Первые мои собрания, как у всех мальчишек того времени, состояли из разноцветных стеклянных шариков, раскрашенных игральных костей или оловянных солдатиков. Потом все это уступило место книгам. Само собой разумеется, я охотился за книгами для того, чтобы их прочесть, но, будучи прочитанными, они превращались в бескорыстный объект коллекционирования. Я терпеть не мог рваных или выпачканных книг. Каждую неделю расставлял их и переставлял, переплетал в синюю, зеленую или красную бумагу, наклеивал маленькие круглые ярлычки и пронумеровывал. К приключенческим романам я добавил обнаруженные на чердаке томики Гейне на немецком языке. В немецком я не смыслил ни бельмеса, но томики были так красиво переплетены, золотые корешки так сверкали, что я не мог не включить их в свою библиотеку.

Потом, естественно, подошла очередь почтовых марок, но с филателией мне не слишком везло, потому что денег на покупку марок никогда не было и единственным источником для пополнения коллекции служили старые конверты да еще то, что я выменивал у других мальчишек не богаче моего.

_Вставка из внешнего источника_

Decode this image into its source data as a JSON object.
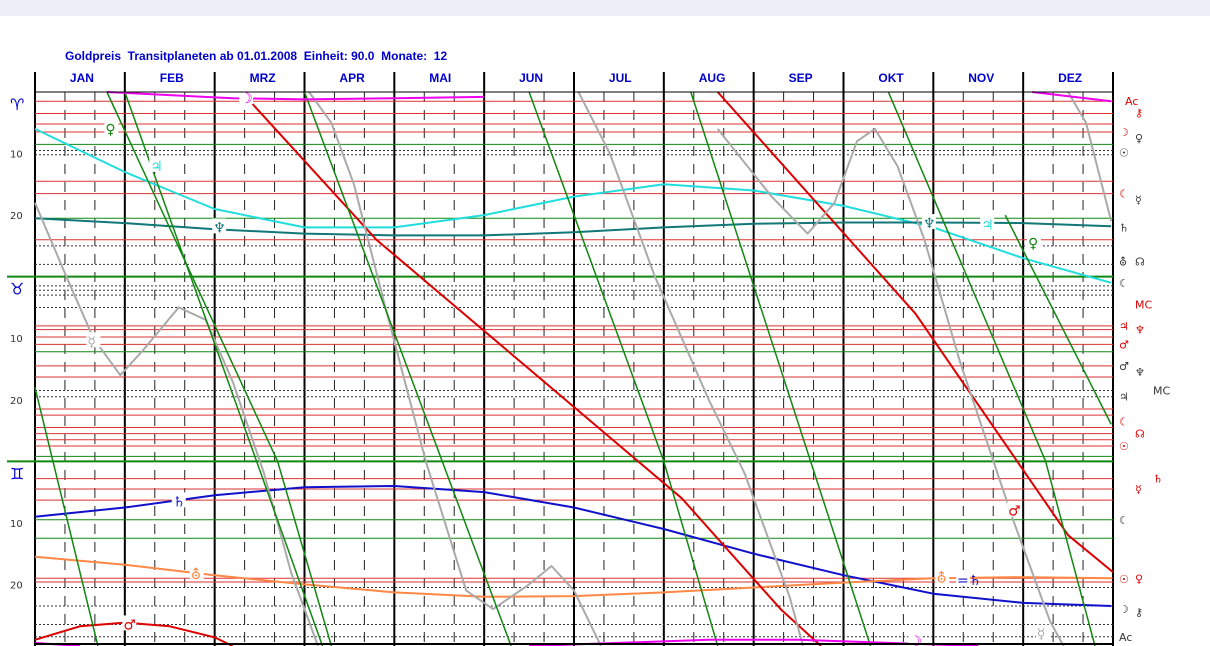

Помнится, лишь однажды в этой области выпал на мою долю успех, и то не коллекционерский, а чисто материального свойства, и обязан я им был персидской серии.

Возвращаясь домой из школы, я обычно делал небольшой крюк, чтобы пройти мимо филателистического магазинчика и поглазеть на выставленные в витрине марки – не рассчитывая что-либо приобрести, а просто чтобы пофантазировать, что было бы, будь эти марки моими. Однажды, подойдя к магазинчику, я увидел несколько персидских марок со знакомой эмблемой «лев и солнце» – они были позолочены и посеребрены по краям и потому показались мне необыкновенно красивыми. До того красивыми, что я осмелился переступить порог и спросить о цене.

– Три лева, – буркнул продавец, даже не поднимая глаз, потому что заметил меня еще перед витриной и не без оснований решил, что и трех левов у меня не найдется.

Цена была невероятно низкая для таких дивных марок, и я в тот же день выпросил у отца денег на кино, но в кино не пошел, тут же приобрел персидские сокровища, а отведенные для сеанса два часа просидел на соседнем пустыре, в бурьяне, то и дело доставая из кармана конверт с марками, чтобы еще раз ими полюбоваться.

Я любовался ими так часто, что под конец они уже перестали производить на меня впечатление. Может быть, именно тогда я впервые испытал чувство пресыщения.

На следующий день к нам зашли мои двоюродные братья – те самые, вместе с которыми я некогда обделывал свои первые коммерческие операции. С присущим всем коллекционерам тщеславием я поспешил показать им шедевры персидской филателии.